Ангел мой! И хорошее было, и плохое. После самостоятельной жизни в «большой цивилизации» первым делом пришлось научиться «не думать». Быть солдатом – значит выполнять команды: подъем, равняйсь, смирно, шагом марш, на завтрак, на обед, на ужин, отбой… Учились ходить строем, маршировать, петь песню «в ногу», отдыхать за три минуты, бегать в полном боевом снаряжении, стрелять из автомата Калашникова, бросать гранаты (вначале учебные, а потом и настоящие - боевые). Учились останавливать танк с гранатой в руке – необходимо было ползти на танк, в десяти метрах до надвигающейся с грохотом и лязгом «цели» бросить под него учебную гранату и распластаться под этой ревущей махиной между накатывающихся на тебя гусениц. Смотреть, как делают это другие бойцы, было страшно. Ползти под танк самому - жутко.

Ангел мой! Я чувствовал твое дыхание за своим плечом. Ты, и только ты помогала мне преодолевать самого себя. Ты помогала мне оставаться самим собой. Ты помогала мне выжить.

Я служил в артиллерии, в батарее реактивной артиллерии. Учили технику: боевые машины, гаубицы, минометы… А в перерывах между учебой «с обеда и до заката» строили. Мой первый и единственный военный объект – ограждение территории воинской части. Необходимо было вкапывать бетонные столбы и монтировать между ними железобетонные панели. Я, как дипломированный инженер-строитель, работал с буссолью (военный прибор, определяющий направление цели). И, как молодой солдат, монтировал панели между столбами сверху вниз. Подняли «панельку» весом 120кг на двухметровую высоту, опустили «панельку» между пазов столбиков. Хорошо, если столбики стоят ровно и пазы совпадали. Но такое случалось редко. Столбы «в створе» никто не ставил. Солдатам необходим был «метраж»: чем больше - тем лучше. Качество в расчет не принималось. А за качество как раз отвечал я с буссолью. Глядя в прибор, я предлагал сдвинуть столб вправо или влево, чуть дальше или ближе. В ответ мне говорили о том, что я уже должен идти и давали ориентир («Пошел на…»). Через неделю командир батареи увидел результат нашего строительства, посадил меня в кузов автомобиля и показал «это» с высоты ближайшей сопки. Забор извивался, как змей. А я был отправлен отбывать наказание на гаупвахту, которая находилась при военной комендатуре поселка. Подъезжая, на перекрестке, я увидел табличку-указатель направления с надписью «До комендатуры 200 метров». Я провел там не один день, к тому же сутки - в карцере.

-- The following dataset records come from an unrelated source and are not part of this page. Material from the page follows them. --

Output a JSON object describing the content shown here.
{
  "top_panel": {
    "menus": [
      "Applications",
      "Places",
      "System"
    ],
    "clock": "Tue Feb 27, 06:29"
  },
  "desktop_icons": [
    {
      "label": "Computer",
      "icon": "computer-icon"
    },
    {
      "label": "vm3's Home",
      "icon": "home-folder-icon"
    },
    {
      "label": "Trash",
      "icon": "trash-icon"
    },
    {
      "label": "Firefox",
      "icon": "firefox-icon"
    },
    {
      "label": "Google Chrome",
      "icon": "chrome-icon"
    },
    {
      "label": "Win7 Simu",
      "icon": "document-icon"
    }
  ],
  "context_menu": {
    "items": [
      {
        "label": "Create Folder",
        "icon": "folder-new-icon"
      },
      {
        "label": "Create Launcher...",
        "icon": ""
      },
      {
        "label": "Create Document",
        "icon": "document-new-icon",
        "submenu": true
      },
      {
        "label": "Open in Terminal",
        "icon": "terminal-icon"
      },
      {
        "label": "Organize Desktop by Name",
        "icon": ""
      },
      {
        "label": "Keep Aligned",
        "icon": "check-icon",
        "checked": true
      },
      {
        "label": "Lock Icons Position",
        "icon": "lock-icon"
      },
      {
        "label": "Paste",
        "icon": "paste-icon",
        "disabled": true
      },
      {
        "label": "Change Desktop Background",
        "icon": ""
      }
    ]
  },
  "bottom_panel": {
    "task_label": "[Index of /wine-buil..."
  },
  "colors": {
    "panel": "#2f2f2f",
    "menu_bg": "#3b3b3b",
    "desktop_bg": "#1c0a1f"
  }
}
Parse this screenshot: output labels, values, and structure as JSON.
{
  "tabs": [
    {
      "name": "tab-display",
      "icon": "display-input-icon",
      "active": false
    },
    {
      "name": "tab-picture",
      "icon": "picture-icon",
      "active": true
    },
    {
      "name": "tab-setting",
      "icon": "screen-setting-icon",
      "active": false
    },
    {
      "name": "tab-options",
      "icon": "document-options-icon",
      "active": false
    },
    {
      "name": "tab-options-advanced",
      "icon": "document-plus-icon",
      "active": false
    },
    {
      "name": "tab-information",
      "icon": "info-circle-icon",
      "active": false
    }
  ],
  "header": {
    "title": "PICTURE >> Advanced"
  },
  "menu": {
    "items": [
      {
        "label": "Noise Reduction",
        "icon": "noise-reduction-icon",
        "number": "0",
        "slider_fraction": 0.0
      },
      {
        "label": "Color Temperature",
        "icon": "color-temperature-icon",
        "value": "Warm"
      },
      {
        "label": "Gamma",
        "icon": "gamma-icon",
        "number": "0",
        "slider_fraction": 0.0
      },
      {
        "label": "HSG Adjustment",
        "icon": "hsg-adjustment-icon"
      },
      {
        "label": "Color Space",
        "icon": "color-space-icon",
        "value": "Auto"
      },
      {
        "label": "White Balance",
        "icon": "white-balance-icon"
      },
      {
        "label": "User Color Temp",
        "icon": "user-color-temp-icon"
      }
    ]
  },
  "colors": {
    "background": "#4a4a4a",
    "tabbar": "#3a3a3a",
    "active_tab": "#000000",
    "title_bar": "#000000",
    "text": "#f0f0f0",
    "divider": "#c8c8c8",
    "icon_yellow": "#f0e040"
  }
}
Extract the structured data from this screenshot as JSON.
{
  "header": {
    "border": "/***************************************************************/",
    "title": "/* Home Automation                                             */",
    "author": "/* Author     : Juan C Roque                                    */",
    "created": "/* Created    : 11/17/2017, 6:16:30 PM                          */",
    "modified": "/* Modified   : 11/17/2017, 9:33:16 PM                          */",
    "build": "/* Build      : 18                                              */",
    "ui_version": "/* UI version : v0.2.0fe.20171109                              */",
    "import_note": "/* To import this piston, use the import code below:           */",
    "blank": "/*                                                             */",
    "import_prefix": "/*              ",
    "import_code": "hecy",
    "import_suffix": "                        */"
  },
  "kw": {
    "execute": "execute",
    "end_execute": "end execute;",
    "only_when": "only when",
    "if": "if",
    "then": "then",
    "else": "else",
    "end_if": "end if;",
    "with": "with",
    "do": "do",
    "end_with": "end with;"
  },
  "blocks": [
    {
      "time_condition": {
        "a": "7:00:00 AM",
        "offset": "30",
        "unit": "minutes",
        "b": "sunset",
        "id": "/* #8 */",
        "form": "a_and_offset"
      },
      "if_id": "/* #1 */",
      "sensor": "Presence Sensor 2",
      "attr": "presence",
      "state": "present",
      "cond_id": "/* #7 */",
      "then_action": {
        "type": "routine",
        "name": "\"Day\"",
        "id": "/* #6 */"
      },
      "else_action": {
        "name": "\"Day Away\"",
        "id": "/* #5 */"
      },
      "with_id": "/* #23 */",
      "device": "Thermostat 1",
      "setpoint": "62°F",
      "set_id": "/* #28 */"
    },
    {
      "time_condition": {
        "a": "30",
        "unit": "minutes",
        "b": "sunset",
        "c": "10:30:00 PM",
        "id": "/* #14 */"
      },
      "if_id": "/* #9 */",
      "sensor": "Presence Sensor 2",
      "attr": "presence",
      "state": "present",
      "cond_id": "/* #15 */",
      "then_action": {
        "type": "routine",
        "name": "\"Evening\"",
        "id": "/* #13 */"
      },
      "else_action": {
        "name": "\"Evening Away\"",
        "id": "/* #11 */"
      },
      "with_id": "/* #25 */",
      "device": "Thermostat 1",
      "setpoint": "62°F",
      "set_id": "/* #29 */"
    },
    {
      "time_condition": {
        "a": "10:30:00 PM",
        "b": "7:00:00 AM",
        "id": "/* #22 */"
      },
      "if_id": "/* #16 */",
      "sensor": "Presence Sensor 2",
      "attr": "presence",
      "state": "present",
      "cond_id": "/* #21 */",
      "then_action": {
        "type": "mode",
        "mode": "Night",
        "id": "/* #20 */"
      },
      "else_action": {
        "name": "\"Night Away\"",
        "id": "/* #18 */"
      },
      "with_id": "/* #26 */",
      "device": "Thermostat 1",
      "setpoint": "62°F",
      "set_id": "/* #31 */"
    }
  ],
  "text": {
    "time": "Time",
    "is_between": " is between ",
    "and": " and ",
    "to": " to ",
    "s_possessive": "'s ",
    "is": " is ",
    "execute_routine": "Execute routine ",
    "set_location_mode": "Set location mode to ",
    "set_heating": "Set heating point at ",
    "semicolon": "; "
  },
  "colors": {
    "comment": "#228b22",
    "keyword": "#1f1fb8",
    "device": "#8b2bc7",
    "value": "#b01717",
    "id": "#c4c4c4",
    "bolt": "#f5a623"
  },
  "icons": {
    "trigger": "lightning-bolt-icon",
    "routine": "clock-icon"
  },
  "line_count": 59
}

Ангел мой, первые армейские строки пришли ко мне в карцере.

Черные квадраты,

Черные квадраты…

Я по ним иду.

Черные квадраты,

Черные квадраты…

Я уже бегу.

Первый круг,.. двадцатый,

Сотый, сто второй…

Черные квадраты –

Черною стеной.

За колючей проволкой

Детвора шумит.

За колючей проволкой

Большой мир звенит.

Сквозь решетку камеры –

Краешек земли.

Черные квадраты,

Черные квадраты –

Черные круги…

Черные квадраты,

Черные квадраты –

Что же впереди?

         А 13 июня 1982 года я принял Присягу на верность Родине – СССР. 

××× 

          В основном я служил во взводе начальника артиллерии. Приходилось быть командиром отделения связи, командиром отделения разведки, приходилось всюду следовать за своим командиром – полковником, начальником артиллерии. То участвовали в стрельбах минометчиков, то в стрельбах гаубиц. Но чаще всего проводились учения реактивной артиллерии. При этом боевые машины занимали позиции за сопками в укрытии, а взвод разведки занимал позицию на сопке для видимости целей. Мы заблаговременно подходили к намеченной сопке, взбирались, отрывали окопы наблюдательного пункта и маскировались. Связисты отлаживали радиосвязь с помощью обычных антенн переносных радиостанций, если сопки за нами были ниже по высоте. Или им приходилось монтировать приземистую антенну в виде сетки по склонам сопки, если сопки за нами были выше нашей, и связь была неустойчивой. Разведчики устанавливали свои приборы: квантовый дальномер для определения расстояния до цели, перископ для наблюдения из окопа, буссоль для определения координат цели, разворачивали планшеты для расчета траектории полета реактивных снарядов. Вычислитель готовил к «бою» свои таблицы и диаграммы. Обычно в нашем окопе находился руководитель учений и начальник артиллерии. Естественно, что на учения мы выезжали в полной боевой готовности, в полном боевом снаряжении. Однажды стрельбы были назначены ранним утром. С рассветом, по учебной тревоге мы выехали в сопки, приготовились к стрельбе. Командир обозначил цель, ее обнаружили, определили координаты и передали на позиции боевых машин. Там зарядили снаряды, произвели наводку и доложили о готовности к выстрелам. Пристрелку первой цели в классическом варианте производят одиночными выстрелами для дальнейшей корректировки попаданий и стрельбы залпом на поражение. Прозвучала команда «Огонь!» Мы услышали звук выстрела и продолжали слышать звук полета снаряда. Задачей учений является попадание в цель, но в данном случае цель осталась нетронутой. А звук пролетевшего над нами снаряда был еще слышен. И через какое-то время прогремел взрыв, далеко впереди за очередными сопками. Стрельбу прекратили, боевые машины разрядили. Офицеры помчались на автомобиле искать объект попадания. И нашли таки: за несколько километров от учебной цели наш реактивный снаряд разрушил коровник. К счастью, утром коровы ушли на пастбище, и обошлось на этот раз без жертв. Причина, как всегда, банальна – перепутали боевой снаряд. Использовались снаряды трех видов заряда: короткого, среднего и дальнего действия.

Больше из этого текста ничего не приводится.